Avec Tailwind v3, vous pouviez écrire :

const color = condition ? "text-red-500" : "text-green-500";

...et si ces fichiers étaient dans le glob content, les classes étaient incluses. En v4, si Tailwind ne détecte pas ces chaînes lors du scan d'imports (notamment quand elles viennent d'une variable externe, d'une API, ou d'un objet de mapping), elles disparaissent du CSS final.

La règle est stricte : toute classe doit apparaître sous forme de chaîne littérale complète quelque part dans le graphe d'imports scanné. Si vous construisez des classes dynamiquement (bg-${color}-500), elles ne seront pas incluses, en v3 non plus en théorie, mais certains patterns passaient par accident.

La solution standard reste la safelist, désormais déclarée via @source inline(...) :

@source inline("bg-red-500 bg-green-500 bg-blue-500");

Ce qui ne change pas

Le modèle JIT reste le même, le CSS n'est pas généré à la demande au runtime, il est statique. Tailwind v4 ne fait pas de CSS-in-JS, pas d'injection runtime.

Les utilitaires de base (flex, grid, p-4, text-sm) fonctionnent identiquement. La syntaxe des variantes évolue légèrement (notamment pour les variantes arbitraires et les modificateurs de groupe), mais le comportement est identique.

La compatibilité avec PostCSS reste assurée. Tailwind v4 fonctionne comme plugin PostCSS, ce qui préserve l'intégration avec Next.js, Vite, et les pipelines CI/CD existants.

Ce qu'on recommande avant de migrer

Trois vérifications préalables :

  1. Auditer les classes dynamiques. Cherchez tous les patterns className={...} qui construisent des chaînes à partir de variables. Ce sont des candidats à la rupture.
  2. Vérifier les sources hors graphe d'imports. Templates d'email, CMS headless qui renvoie des classes, fichiers JSON de configuration UI, tout ce qui n'est pas importé via ESM doit être listé dans @source.
  3. Tester les presets et plugins Tailwind existants. Certains plugins v3 ne sont pas compatibles v4. Vérifiez la feuille de route officielle.

La migration progressive n'est pas possible en l'état : Tailwind v4 nécessite un changement complet du fichier de configuration.

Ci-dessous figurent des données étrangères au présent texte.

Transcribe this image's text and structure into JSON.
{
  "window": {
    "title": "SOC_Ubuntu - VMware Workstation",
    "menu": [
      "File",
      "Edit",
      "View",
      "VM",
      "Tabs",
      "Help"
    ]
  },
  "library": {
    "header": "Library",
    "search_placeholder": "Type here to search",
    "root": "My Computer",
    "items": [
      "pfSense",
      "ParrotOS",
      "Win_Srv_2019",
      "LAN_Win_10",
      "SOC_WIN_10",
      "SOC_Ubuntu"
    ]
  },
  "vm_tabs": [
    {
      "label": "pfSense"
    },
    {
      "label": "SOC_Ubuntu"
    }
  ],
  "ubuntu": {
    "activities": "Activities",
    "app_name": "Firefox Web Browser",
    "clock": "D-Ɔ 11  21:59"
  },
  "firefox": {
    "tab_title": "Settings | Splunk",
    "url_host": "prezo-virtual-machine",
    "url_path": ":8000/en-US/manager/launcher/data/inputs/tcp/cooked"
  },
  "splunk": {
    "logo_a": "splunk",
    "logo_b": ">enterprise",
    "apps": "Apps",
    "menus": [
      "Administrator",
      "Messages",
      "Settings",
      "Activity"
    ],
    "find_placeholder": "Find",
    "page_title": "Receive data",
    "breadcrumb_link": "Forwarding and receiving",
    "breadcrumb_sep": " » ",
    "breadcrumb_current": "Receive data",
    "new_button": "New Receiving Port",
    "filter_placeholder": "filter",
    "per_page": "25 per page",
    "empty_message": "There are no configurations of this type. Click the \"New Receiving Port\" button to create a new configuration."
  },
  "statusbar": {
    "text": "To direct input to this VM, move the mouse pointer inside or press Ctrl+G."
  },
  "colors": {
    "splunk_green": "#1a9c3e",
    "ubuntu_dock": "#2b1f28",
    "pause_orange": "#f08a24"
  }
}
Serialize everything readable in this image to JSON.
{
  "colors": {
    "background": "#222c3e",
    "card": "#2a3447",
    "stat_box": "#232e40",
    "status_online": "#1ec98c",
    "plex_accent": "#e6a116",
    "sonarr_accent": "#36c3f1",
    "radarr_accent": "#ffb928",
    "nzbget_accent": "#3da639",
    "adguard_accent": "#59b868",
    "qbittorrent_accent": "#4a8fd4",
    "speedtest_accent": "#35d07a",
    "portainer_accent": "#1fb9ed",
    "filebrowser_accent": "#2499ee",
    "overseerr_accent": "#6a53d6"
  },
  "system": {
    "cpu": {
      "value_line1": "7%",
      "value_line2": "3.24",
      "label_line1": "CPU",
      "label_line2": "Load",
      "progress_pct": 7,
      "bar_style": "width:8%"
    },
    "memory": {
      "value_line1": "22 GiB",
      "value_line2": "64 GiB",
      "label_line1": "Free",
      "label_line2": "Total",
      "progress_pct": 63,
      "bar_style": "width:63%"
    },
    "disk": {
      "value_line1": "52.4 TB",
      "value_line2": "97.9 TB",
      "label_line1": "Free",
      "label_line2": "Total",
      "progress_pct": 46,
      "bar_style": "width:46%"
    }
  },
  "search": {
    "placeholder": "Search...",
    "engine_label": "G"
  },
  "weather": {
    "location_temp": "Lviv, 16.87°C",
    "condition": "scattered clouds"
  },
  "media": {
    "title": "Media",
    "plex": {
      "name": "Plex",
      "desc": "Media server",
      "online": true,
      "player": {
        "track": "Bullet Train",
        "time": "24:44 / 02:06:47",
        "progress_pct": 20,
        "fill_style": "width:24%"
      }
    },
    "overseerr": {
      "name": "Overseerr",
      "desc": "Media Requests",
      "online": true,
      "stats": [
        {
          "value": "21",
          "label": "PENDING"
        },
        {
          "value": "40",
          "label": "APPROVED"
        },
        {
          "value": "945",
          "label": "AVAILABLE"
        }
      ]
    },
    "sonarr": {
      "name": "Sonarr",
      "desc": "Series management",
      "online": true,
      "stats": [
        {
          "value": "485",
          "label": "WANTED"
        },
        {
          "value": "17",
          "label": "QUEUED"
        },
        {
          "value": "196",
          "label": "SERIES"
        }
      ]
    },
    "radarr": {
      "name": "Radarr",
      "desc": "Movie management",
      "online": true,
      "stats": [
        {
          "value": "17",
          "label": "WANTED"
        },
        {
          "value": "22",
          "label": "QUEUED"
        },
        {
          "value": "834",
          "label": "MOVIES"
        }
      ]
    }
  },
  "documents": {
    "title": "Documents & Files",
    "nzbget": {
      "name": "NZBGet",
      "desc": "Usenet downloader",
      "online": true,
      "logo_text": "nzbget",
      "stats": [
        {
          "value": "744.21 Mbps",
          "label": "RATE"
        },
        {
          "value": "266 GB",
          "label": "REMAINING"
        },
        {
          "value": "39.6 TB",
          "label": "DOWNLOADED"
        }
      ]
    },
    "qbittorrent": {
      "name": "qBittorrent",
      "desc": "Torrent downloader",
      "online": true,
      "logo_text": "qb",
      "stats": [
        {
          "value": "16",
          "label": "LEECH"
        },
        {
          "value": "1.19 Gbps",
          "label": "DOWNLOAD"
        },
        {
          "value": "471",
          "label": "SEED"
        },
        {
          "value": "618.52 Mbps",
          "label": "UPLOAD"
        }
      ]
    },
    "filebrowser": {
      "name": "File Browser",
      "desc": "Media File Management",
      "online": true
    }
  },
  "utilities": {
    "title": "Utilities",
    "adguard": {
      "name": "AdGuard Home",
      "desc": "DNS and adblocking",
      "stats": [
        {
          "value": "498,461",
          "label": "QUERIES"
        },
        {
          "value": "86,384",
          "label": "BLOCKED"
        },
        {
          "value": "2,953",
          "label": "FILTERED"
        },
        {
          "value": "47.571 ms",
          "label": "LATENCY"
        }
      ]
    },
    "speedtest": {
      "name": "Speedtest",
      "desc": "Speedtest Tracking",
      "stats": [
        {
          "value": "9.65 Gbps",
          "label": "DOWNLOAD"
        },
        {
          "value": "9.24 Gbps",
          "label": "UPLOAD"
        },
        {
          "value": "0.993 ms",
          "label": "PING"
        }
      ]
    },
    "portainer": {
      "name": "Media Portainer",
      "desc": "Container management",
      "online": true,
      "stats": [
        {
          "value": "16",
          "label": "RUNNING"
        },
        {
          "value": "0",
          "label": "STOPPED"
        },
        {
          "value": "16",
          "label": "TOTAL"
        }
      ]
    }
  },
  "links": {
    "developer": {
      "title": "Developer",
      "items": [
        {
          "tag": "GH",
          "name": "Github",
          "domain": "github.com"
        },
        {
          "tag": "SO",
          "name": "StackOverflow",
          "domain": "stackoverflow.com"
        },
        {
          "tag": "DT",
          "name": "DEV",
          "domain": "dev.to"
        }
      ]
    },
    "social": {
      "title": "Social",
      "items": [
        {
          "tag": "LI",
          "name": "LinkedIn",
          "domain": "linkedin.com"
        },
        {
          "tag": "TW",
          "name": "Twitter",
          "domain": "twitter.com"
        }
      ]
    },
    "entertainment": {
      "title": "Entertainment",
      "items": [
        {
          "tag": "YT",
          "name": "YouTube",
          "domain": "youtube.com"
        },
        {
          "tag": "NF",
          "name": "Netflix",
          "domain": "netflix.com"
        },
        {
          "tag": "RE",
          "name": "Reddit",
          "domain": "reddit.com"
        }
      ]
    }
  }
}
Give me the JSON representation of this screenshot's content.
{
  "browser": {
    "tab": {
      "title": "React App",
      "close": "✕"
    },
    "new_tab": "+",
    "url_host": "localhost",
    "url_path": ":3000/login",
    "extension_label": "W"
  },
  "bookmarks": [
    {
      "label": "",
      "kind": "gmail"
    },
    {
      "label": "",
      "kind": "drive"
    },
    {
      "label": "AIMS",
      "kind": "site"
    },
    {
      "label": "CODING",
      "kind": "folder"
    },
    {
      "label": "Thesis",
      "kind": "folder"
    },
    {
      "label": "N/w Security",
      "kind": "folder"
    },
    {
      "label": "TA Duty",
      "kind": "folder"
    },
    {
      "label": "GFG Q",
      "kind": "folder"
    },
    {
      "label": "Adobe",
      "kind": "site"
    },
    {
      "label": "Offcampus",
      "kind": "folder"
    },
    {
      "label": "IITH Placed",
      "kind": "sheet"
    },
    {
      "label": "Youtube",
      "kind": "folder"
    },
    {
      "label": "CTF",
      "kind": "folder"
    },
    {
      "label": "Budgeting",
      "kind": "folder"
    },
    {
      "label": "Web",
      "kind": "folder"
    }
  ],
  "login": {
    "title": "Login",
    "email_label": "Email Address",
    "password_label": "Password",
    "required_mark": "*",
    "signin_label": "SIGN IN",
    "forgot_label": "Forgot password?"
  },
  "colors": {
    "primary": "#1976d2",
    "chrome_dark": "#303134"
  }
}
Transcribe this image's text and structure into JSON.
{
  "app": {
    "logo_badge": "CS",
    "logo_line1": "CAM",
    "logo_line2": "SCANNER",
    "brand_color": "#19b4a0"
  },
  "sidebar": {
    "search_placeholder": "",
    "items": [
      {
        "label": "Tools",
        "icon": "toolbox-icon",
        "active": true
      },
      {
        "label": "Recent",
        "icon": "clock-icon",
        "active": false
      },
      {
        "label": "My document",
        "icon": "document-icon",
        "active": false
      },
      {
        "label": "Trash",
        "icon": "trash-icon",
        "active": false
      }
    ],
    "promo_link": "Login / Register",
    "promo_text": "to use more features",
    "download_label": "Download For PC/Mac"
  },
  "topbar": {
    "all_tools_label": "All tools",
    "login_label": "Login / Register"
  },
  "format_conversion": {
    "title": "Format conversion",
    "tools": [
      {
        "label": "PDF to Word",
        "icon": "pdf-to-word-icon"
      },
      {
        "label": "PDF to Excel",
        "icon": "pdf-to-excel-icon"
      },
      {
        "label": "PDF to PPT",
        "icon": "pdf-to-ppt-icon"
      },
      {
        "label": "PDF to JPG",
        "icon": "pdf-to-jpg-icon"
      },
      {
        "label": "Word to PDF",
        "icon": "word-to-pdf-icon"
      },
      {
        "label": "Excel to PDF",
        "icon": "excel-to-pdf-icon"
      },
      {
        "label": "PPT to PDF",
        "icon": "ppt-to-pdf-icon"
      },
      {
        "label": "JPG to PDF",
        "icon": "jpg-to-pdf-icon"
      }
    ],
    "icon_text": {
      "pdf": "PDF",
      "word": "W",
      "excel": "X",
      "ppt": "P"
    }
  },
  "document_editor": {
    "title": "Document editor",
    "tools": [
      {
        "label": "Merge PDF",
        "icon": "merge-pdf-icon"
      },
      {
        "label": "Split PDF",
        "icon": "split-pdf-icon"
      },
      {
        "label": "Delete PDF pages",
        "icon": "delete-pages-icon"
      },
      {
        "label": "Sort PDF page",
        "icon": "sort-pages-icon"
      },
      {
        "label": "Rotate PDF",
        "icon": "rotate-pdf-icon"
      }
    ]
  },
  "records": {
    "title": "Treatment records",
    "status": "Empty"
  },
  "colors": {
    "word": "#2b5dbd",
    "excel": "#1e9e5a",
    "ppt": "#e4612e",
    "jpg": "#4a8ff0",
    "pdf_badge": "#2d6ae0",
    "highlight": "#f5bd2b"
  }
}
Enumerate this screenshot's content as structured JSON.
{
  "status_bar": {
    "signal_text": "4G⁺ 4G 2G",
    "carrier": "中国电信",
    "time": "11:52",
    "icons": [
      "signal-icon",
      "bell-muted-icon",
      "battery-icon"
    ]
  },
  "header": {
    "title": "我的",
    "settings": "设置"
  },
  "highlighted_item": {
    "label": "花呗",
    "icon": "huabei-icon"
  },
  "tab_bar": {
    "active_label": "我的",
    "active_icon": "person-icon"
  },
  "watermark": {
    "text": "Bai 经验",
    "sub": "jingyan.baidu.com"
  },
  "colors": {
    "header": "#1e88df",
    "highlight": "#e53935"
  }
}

Un outil de codemod officiel existe (npx @tailwindcss/upgrade), mais il ne couvre pas les cas de presets complexes ni les @apply imbriqués dans des fichiers SCSS.

L'Oxide engine apporte un gain de vitesse réel en développement, les premières mesures publiées par l'équipe Tailwind évoquent un facteur 10 sur des projets de taille moyenne. En production, le gain sur le bundle reste modeste et dépend fortement de votre architecture. Ce n'est pas une raison de ne pas migrer, mais ce n'est pas non plus la raison principale de le faire.